The flip side of the coin is the other priority... changing the world. The bitter reality is that tens of millions of poorly educated people will need to buy in, and someone will need to write the pamphlets that present the logic that they will understand and accept. I don't want to do it... so I'm encouraging you to attempt to walk the razors edge between your intelligent audience and the milling masses of mundane humanity.

I don't know that any single document can meaningfully communicate with both groups simultaneously. It's a BIG gap.

Regardless, this is a distracting tangent and you have better places to invest your mental energy. Back to writing!

Occasionally kittens's avatar

I tested this “lookup” option on the word “dispositive” and it gave me a wikipedia entry for a “dispositive motion”. A poor solution in this case.

Christopher Cook's avatar

Yeah, that is poor. 🤕

Millard J Melnyk's avatar

Good thinking, clear and to the point. You and I are looking at the same things and want the same things. The only real difference I see is that I'm going for the jugular, so to speak: to eliminate the preconditions that enable violations to occur in the first place.

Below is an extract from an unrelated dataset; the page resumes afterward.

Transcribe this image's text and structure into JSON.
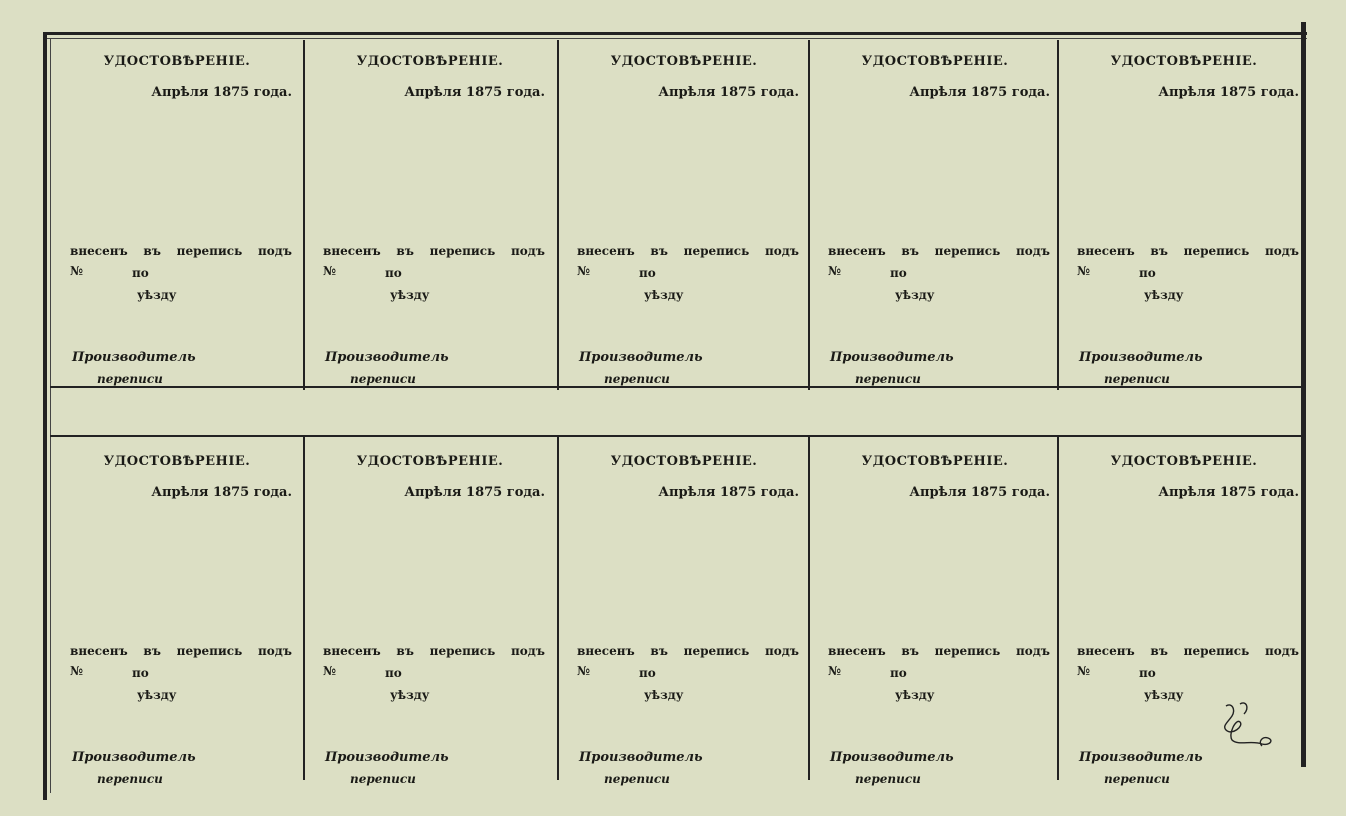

Rights don't do that, not even if everyone in the world were induced to respect them. I'm not saying that promoting rights isn't a good thing, let alone that there's a problem with it per se -- in the same way I'd never say that putting anti-itch cream on a rash is a problem. The problem would lie in thinking that putting cream on it is all we can do. Band-Aids don't cure. Rights are basically a symptom-management response. When it comes to the evils in the world perpetrated by some against the rest, the problem isn't lack of understanding or lack of respect for the truth, others, and their rights. It's the result of addiction. Rights can't address their addiction for the same reason that telling a junkie they're ruining their life and health and relationships and will end up all alone, sick or dead won't get them to stop shooting up. It's as simple as the fact that neither legal nor moral remedies will address or resolve psychosomatic addiction.